SAATLER
VE
MANZARALAR
Sütunların Dibinde Duâ Edenler
Yahya Kemal BEYATLI
Ayasofya’da, ikindiden sonra, yerle berâber ve yüksek merdivenli kürsülerden vaazeden dört vâizi kalbimin bütün samimiyetiyle ayrı ayrı dinledim. Fakat kalbimin bütün samimiyetiyle îtirâf ederim ki bu vâizlerin sözleri, İslâm’ı neşreden ilk âlimlerin sözleri gibi, âteşin olmaktan uzak, çok uzak, hattâ o korun soğumuş külü kadar bile müessir değildiler; dînin rahmetine susamış bir cemâat bu vâizlerin kürsüleri karşısında oturmuş, derin bir hüsnüniyetle birşey söylemelerini bekliyordu. O cemâatin içinde bâzı sîmâlar seçtim ki memleketin irfânını temsil ederler; tesbihlerini çekerek dinliyorlardı. Eminim ki bu vâizleri dinlerken, benim kalbimden neler geçiyorsa, onların kalbinden de geçiyor; kendi kendime dedim ki: Bu güzîde Sami’lerden biri kürsüye çıksa da söylese ve bu vâiz dinlese! Dînimizin âdâbına münâfî mi olur?
Ayasofya’da dört kürsünün önünden de derin bir inkisâr-ı hayâlle ayrıldım.

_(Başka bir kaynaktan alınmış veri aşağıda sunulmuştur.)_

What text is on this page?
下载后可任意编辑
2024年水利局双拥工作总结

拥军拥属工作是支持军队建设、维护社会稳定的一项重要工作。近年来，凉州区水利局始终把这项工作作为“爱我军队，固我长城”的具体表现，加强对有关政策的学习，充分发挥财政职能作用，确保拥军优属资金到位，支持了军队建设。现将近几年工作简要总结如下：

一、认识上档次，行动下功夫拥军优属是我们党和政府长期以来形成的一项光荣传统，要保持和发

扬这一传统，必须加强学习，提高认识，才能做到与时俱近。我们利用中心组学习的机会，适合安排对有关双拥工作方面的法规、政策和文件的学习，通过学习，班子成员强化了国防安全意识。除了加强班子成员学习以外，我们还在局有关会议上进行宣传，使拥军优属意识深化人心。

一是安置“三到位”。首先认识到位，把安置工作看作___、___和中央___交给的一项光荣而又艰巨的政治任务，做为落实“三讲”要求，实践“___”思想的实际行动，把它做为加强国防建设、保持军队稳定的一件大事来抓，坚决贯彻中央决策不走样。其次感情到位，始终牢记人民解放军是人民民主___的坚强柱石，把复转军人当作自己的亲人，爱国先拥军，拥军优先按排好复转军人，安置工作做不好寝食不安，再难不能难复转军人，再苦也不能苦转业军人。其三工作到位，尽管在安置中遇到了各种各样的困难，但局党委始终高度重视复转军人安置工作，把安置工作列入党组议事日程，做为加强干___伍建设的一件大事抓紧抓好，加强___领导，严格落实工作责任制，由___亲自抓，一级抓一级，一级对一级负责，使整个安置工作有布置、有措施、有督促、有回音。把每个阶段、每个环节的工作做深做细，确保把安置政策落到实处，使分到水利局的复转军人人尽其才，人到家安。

Mihrâbın sağ tarafında, dehliz gibi kuytu bir köşeye açılan bir kapı vardır. O kapıdan geçtim, orada o kuytu köşede bir nefer diz çökmüş, ellerini kavuşturmuş, gözlerini kapamış ağlar gibi, derin bir vecidle duâ ediyordu. Bu nefer bu mübârek günde, Ayasofya’nın, bu kimsenin uğramadığı kuytu köşesini niçin intihâb etmiş? Acabâ niçin bu kadar istiğrakla duâ ediyor? Kürsüler etrâfındaki kalabalığa niçin karışmamış? Bütün bunları düşündüm, onun hüznü beni de sardı, ben de ona yakın bir sütunun dibine oturdum, gözlerim yalnız ondaydı; uzun bir istiğraktan sonra, elleriyle yüzünü kapadı, hıçkırıklarını zapteder gibi, dizleri üstüne düştü, uzun bir müddet de öyle kaldı; kalbim hüzünle dolu oradan ayrıldım. Cümle kapısına doğru yollanırken, yine bir sütunun karanlığında tıpkı onun gibi, diğer bir nefer gördüm, oturmuş, gözlerini kapamış, kendi başına, herkesten uzak duâ ediyordu. Zannederim ki bu sütunları bunlar bekliyordu.
II
Şişli Caddesinde Ramazan
Şişli’de gündüz ramazan hissedilmiyor. Fakat dün gece Osmanbey gazinosundan Bomonti’ye doğru, kaldırım üstünde yürürken, bu dümdüz cadde üzerinde ramazanı hissettim. Gemici esvaplı, kısa pantolonlu, başı açık Türk çocukları elele vermişler küme küme geçiyorlar, arada sırada duruyorlar, figenkler patlatıyorlar, gülüşüyorlar, konuşuyorlardı. Ramazan gecesinin neş’esini hisseden bâzı aileler sokağa çıkmış, genç kızlar aralarında fısıldaşıyorlardı, bu Avrupa caddesini bir müslüman rûhiyle dolduruyorlardı. Sabaha karşı müslüman ve hıristiyan, kapı kapı, herkesi uyandıran davulundan başka ramazanlık birşeyi olmayan bu semte, İslâmın nûru hafif bir ışık gibi sinmişti. Şişli toprağını bahçe ve bostan hâlinde görenler henüz yaşıyorlar. Bu toprak Türklüğün îman devirlerinden çok sonra temeddün ettiği câmîsiz, minâresiz, ezansız, şadırvansız; türbesiz, tekkesiz; kabristansız, servisiz, kitâbesiz, çeşmesiz olduğu için, müslümanlığın zevkini, her sene birkaç saat, ancak böyle, gezintiye çıkmış birkaç Türk âile- sinin neş’esiyle sabaha karşı bir davulun sesiyle hissedebiliyor.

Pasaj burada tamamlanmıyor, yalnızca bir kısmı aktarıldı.